Foi fustigado por vestir a camisa 10. Hoje, é o camisa 10 mais produtivo e preservado fisicamente (!) dos últimos tempos. Pode seu estilo de jogo estar longe da simbologia do número, mas ele honra e muito a grandeza da dezena palmeirense. Talvez tenham sobrados pretendentes mais abençoados com técnica à sagrada de Ademir, mas quem a tomou tem mais sangue nos olhos, mesmo.

Parece-me e ele demonstra, a cada jogo mais, ser inquestionável o seu tamanho no clube. E não só por campo e bola. Por trabalhar calado mesmo com barulho à sua volta. Por entregar o que pode e, às vezes, até o que pensamos não poder.

Rony não é o melhor atacante que eu já vi jogar pelo Palmeiras. Sim, eu já fui rústico nas palavras por conta de alguns gols perdidos por ele.

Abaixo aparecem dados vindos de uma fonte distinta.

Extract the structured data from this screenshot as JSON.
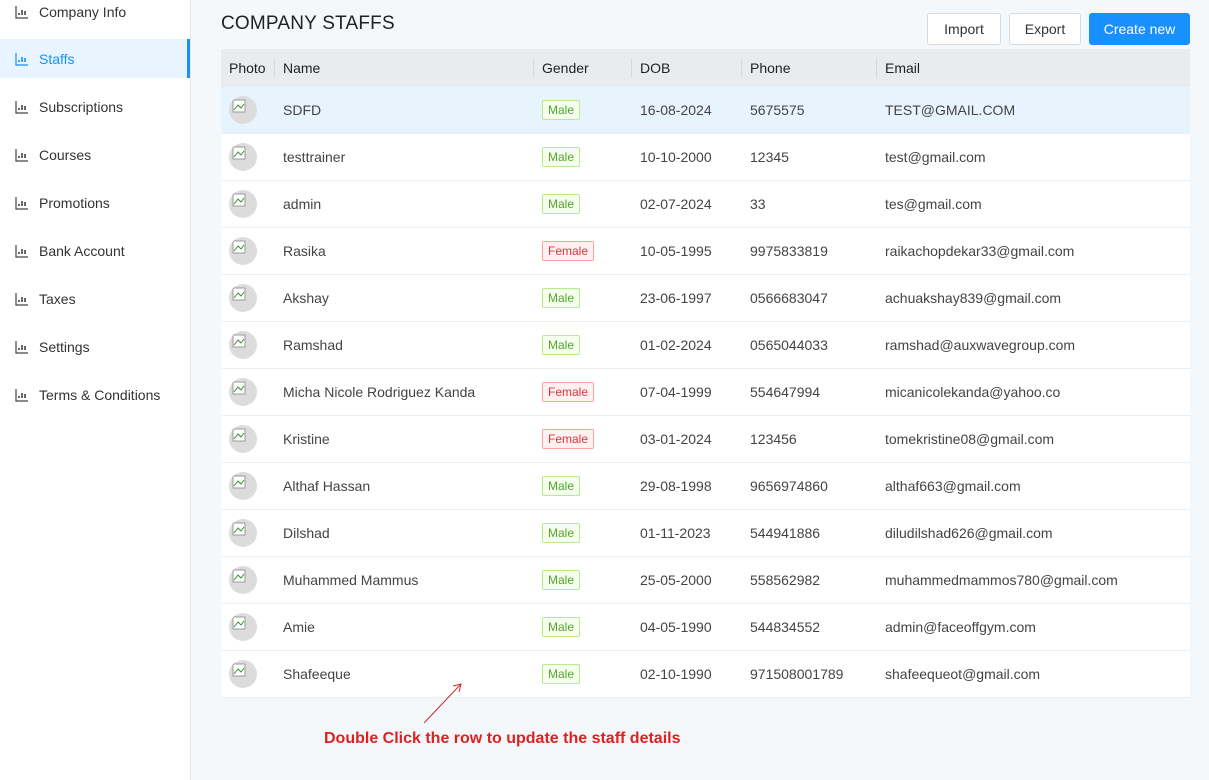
{
  "sidebar": {
    "items": [
      {
        "label": "Company Info",
        "icon": "chart-icon"
      },
      {
        "label": "Staffs",
        "icon": "chart-icon",
        "active": true
      },
      {
        "label": "Subscriptions",
        "icon": "chart-icon"
      },
      {
        "label": "Courses",
        "icon": "chart-icon"
      },
      {
        "label": "Promotions",
        "icon": "chart-icon"
      },
      {
        "label": "Bank Account",
        "icon": "chart-icon"
      },
      {
        "label": "Taxes",
        "icon": "chart-icon"
      },
      {
        "label": "Settings",
        "icon": "chart-icon"
      },
      {
        "label": "Terms & Conditions",
        "icon": "chart-icon"
      }
    ]
  },
  "header": {
    "title": "COMPANY STAFFS",
    "import_label": "Import",
    "export_label": "Export",
    "create_label": "Create new"
  },
  "table": {
    "columns": [
      "Photo",
      "Name",
      "Gender",
      "DOB",
      "Phone",
      "Email"
    ],
    "rows": [
      {
        "name": "SDFD",
        "gender": "Male",
        "dob": "16-08-2024",
        "phone": "5675575",
        "email": "TEST@GMAIL.COM"
      },
      {
        "name": "testtrainer",
        "gender": "Male",
        "dob": "10-10-2000",
        "phone": "12345",
        "email": "test@gmail.com"
      },
      {
        "name": "admin",
        "gender": "Male",
        "dob": "02-07-2024",
        "phone": "33",
        "email": "tes@gmail.com"
      },
      {
        "name": "Rasika",
        "gender": "Female",
        "dob": "10-05-1995",
        "phone": "9975833819",
        "email": "raikachopdekar33@gmail.com"
      },
      {
        "name": "Akshay",
        "gender": "Male",
        "dob": "23-06-1997",
        "phone": "0566683047",
        "email": "achuakshay839@gmail.com"
      },
      {
        "name": "Ramshad",
        "gender": "Male",
        "dob": "01-02-2024",
        "phone": "0565044033",
        "email": "ramshad@auxwavegroup.com"
      },
      {
        "name": "Micha Nicole Rodriguez Kanda",
        "gender": "Female",
        "dob": "07-04-1999",
        "phone": "554647994",
        "email": "micanicolekanda@yahoo.co"
      },
      {
        "name": "Kristine",
        "gender": "Female",
        "dob": "03-01-2024",
        "phone": "123456",
        "email": "tomekristine08@gmail.com"
      },
      {
        "name": "Althaf Hassan",
        "gender": "Male",
        "dob": "29-08-1998",
        "phone": "9656974860",
        "email": "althaf663@gmail.com"
      },
      {
        "name": "Dilshad",
        "gender": "Male",
        "dob": "01-11-2023",
        "phone": "544941886",
        "email": "diludilshad626@gmail.com"
      },
      {
        "name": "Muhammed Mammus",
        "gender": "Male",
        "dob": "25-05-2000",
        "phone": "558562982",
        "email": "muhammedmammos780@gmail.com"
      },
      {
        "name": "Amie",
        "gender": "Male",
        "dob": "04-05-1990",
        "phone": "544834552",
        "email": "admin@faceoffgym.com"
      },
      {
        "name": "Shafeeque",
        "gender": "Male",
        "dob": "02-10-1990",
        "phone": "971508001789",
        "email": "shafeequeot@gmail.com"
      }
    ]
  },
  "annotation": {
    "text": "Double Click the row to update the staff details",
    "color": "#e02020"
  },
  "colors": {
    "accent": "#1890ff",
    "male_tag": "#52a52d",
    "female_tag": "#d9363e",
    "highlight_row": "#e8f4fd"
  }
}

Mas é, justamente, aquele que mais calou minha boca e poupou essas palavras.

Rony é resumo do palmeirense, só que calado. Rony explode em campo, trabalhando sem fim, correndo sem ter perna, como as que o fizeram bicampeão da América, mancando. Rony se irrita, como nós, erra, como nós, falha, como nós, mas só tenta responder trabalhando. Ele faz questão de mostrar que linhas e atacantes têm de ser de raça.

Ele é a prova que conceitos podem mudar. Academias de Futebol sempre remeteram ao futebol de pura galhardia, beleza extrema, e conquista. A nova versão, que está sob nossos olhos, é mais esforço, mais suor e luta. Talvez não tenhamos crescido admirando esse novo modelo, e por isso o 10 foi apelidado de bagre. Inclusive por mim, em certa crise fúria. Palmeirense, afinal.

Aprendi, em noites de Copa, que era possível ser elegante mesmo Rústico. Era possível vencer a América mesmo mergulhando com a boca contra a grama, mesmo errando os impossíveis e chegando às redes nos mais importantes. Rony é uma lição. E um campeão.